The investigator will study evolutionary equations which exhibit some sort of diffusive behavior, understood in a broad sense. The most classical diffusion equation is the heat equation, describing the evolution of the distribution of temperature in some homogeneous media. One remarkable characteristic of the heat equation is that, even for very irregular initial data, the solutions become immediately smooth.

This behavior is observed in many other partial differential equations that are classified as "parabolic". In general, the regularization effect of the equation plays a key role in our understanding of the nature of solutions and in obtaining a priori bounds for them. The investigator seeks to understand the regularization effect in equations whose diffusion appears in a nonstandard form.

For example, in equations with integral diffusion, like the Boltzmann equation from statistical mechanics, in fully nonlinear parabolic equations, or in entropy solutions of inviscid conservation laws. The project provides research training opportunities for graduate students.

The study of integro-differential equations has been a very active area of research in the last twenty years. The principal investigator played a central role in the development of regularity results. The equations are motivated, for the most part, from probabilistic models involving jump processes.

More recently, the methods are also finding applications in deterministic models. The investigator has been studying the Boltzmann equation from this perspective. It is a model from statistical mechanics describing the evolution of the density of particles in a dilute gas.

When the particles are assumed to repel each other in small scales by a power law potential, the equation exhibits a subtle regularization effect, driven by a nonlinear integro-differential diffusion that acts like an elliptic operator of fractional order. In the most singular scenario, the Boltzmann equation turns into the Landau equation, which is a kinetic equation with a more classical second order diffusion.

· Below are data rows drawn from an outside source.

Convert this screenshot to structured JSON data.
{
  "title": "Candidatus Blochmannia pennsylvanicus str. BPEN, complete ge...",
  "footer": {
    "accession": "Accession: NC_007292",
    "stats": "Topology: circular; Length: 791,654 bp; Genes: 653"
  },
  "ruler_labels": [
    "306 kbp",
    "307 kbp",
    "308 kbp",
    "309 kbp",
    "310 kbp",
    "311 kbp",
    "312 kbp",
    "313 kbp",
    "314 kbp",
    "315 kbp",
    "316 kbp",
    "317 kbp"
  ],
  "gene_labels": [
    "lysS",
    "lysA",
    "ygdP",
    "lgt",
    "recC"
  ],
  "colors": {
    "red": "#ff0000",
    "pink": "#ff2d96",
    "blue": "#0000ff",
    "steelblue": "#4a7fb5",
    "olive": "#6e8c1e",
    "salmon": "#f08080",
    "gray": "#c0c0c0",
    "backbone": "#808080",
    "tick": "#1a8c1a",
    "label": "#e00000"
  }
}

The principal investigator is also interested in studying more general and abstract fully nonlinear parabolic equations, in order to understand their regularity and possible singularity formation. Even in conservation law equations, without any explicit diffusion term, there is a subtle regularization effect in low order Sobolev spaces that can be arguably understood as a remnant of the vanishing viscosity approximation.

This award reflects NSF's statutory mission and has been deemed worthy of support through evaluation using the Foundation's intellectual merit and broader impacts review criteria.